The respondents are not able to show that the medical record produced by the petitioner was considered before passing the order by the enquiry officer or the disciplinary authority. The order passed by the disciplinary authority is not in accordance with the evidence which was forthcoming before the enquiry officer in the course of the enquiry. This Court, therefore, considers that the enquiry was 10' not conducted in accordance with the procedure prescribed by law and as a result of non-observation of principles of natural justice, the order of dismissal passed by the disciplinary authority which is confirmed by the appellate authority is liable to be set aside in this writ petition. 24. Then the question comes up for consideration is as to whether the petitioner is entitled for the remuneration which he would have earned had he been permitted to work.
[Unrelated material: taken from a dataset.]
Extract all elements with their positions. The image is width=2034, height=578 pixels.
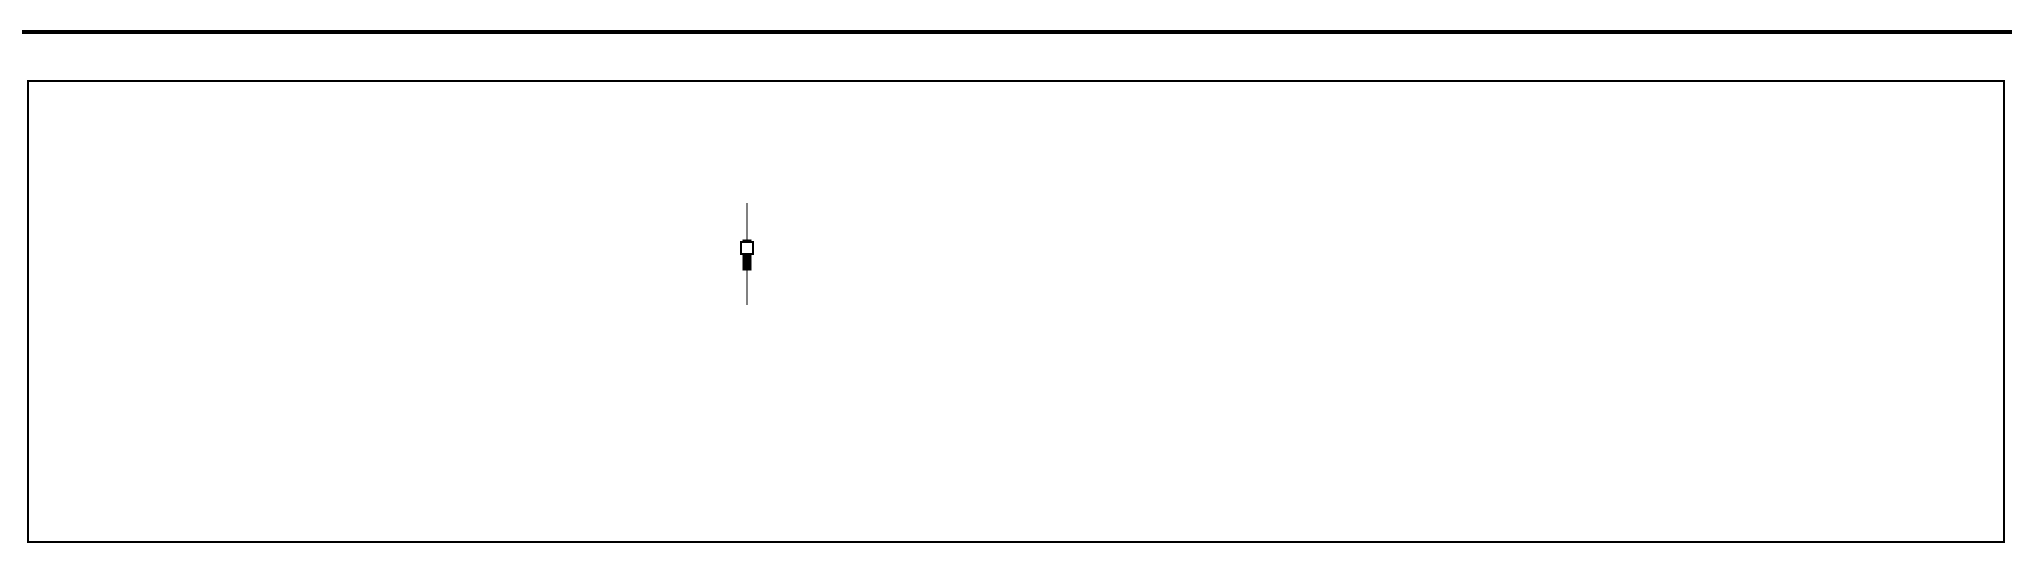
boxplot — [0, 0, 2034, 578]
boxplot-median-marker — [741, 242, 753, 254]
chart-canvas — [0, 0, 2034, 578]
The Supreme Court in Devendra Pratap Narain Rai Sharma v. State of Uttar Pradesh and others (2) AIR 1962 SC 1334 held that when the order of suspension or dismissal is set aside by a Court of law, the effect would be that the employee never been lawfully suspended or dismissed and that he was wrongfully prevented from attending to his duties as a public servant, in such a contingency, it would not be open to the authority to deprive the public servant the remuneration which he would have earned had he been permitted to work. The Supreme Court held that when the dismissal order is set aside by a court of law the employee is entitled for the remuneration which he would have earned had he been permitted to work. 25. For the foregoing reasons, the orders of the third respondent in dismissing the petitioner from service vide Proceedings No.P.VII2/98, ESTT-II, dated 11.08.1998 which was confirmed by the first respondent vide Proceedings No.R.XIII-4/ 98-E.C.III, dated 22.12.1998 are set aside. The petitioner is reinstated into service with back wages. The writ petition is allowed without any order as to costs.